We can also cast aside, as news but not an event, the blizzard of breathless reports that greeted briefly famous Ida, the 47-million-year-old primate fossil Darwinius masillae from Germany. She was marketed as a paradigm-buster under the slogan "this changes everything." The exquisitely preserved skeleton would supposedly rewrite evolutionary theory. The excitement lasted hardly a day before it collapsed under the weight of pure hype -- and scoffing from experts.
Here are three big events that do pass the test of being news that mattered as events. The second also-ran is the Copenhagen Climate Conference. It must be mentioned largely because it focused attention on climate change, our time's most difficult scientific challenge. But as the meeting failed to move the ball forward on policy or public understanding, much less the underlying science, we must turn elsewhere.
This leads to the first also-ran: the successful startup, at last, of the Large Hadron Collider particle physics machine under the French-Swiss border. As pure narrative, it gained riveting dramatic arc from the explosions and melted magnets that derailed the first effort to get it going. It got spice from loony theories that it would unleash black holes that would devour Earth.
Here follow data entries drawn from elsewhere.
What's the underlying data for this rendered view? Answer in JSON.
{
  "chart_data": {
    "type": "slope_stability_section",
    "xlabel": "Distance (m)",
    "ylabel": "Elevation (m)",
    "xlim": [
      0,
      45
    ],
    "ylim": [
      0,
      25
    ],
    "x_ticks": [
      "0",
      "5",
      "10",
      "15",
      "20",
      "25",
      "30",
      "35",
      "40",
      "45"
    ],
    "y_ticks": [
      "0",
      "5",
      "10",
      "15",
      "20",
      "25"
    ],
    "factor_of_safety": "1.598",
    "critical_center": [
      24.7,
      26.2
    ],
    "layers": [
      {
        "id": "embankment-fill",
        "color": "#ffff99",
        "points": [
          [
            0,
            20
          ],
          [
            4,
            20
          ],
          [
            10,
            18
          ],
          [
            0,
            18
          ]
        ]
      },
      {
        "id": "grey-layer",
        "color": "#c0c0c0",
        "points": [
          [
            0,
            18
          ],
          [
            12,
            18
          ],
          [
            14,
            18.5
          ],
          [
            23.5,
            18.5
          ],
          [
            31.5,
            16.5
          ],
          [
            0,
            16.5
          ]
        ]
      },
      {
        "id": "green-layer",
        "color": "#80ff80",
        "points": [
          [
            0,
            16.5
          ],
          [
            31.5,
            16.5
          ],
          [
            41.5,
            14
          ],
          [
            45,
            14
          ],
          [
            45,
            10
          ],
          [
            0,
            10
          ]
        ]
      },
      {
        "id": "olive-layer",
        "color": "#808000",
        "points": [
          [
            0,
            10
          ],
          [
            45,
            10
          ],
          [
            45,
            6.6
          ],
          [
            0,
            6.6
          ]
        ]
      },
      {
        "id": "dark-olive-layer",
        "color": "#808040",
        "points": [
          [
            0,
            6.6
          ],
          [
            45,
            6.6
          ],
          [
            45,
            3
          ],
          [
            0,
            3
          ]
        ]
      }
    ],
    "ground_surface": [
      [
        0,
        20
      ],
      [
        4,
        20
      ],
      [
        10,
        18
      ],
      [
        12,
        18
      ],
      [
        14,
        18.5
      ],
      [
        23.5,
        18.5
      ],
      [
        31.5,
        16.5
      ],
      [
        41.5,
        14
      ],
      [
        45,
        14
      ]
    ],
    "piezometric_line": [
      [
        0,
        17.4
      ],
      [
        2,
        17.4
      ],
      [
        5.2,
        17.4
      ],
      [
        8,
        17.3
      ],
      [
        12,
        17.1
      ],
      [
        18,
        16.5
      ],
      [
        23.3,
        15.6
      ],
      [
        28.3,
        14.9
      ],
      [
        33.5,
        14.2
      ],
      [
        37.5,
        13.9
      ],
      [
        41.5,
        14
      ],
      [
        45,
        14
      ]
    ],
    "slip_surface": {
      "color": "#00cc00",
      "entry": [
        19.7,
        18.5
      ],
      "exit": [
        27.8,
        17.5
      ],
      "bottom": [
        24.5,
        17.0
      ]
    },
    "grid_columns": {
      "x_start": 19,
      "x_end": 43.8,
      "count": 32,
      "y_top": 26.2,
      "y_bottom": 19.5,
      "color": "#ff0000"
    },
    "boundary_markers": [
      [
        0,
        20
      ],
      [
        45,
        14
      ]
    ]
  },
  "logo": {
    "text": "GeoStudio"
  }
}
A few people may even have learned some physics from all the coverage. And now it is working just fine, breaking records for the energy with which it tortures fundamental particles. But really, one cannot call it the top story of the year, because it's hardly done anything yet. We have to reserve the blue ribbon for when and if the thing overturns laws of physics, provides new ones, or both.
The winner? A piece of pure, sublime, impractical, mind-stretching science. Paleontologists from Ethiopia and the U.S., led by U.C. Berkeley's Tim White, released their reconstruction of Ardipithecus ramidus (Ardi) -- a tree-climbing primate that stood upright 4.4 million years ago in what was then a forested North Africa. The bones, crushed and mixed up, required in some cases 15 years of painstaking work to chip them from the hard sedimentary rock that held them. The genus stands -- as firmly as things can be in ever changing science -- at the root of the human family tree. It is not what paleoanthropologists expected. It is nothing like a chimp. But it is the oldest creature we know in any detail at all that we can call "us." She is the more fitting news celebration of Charles Darwin's birth.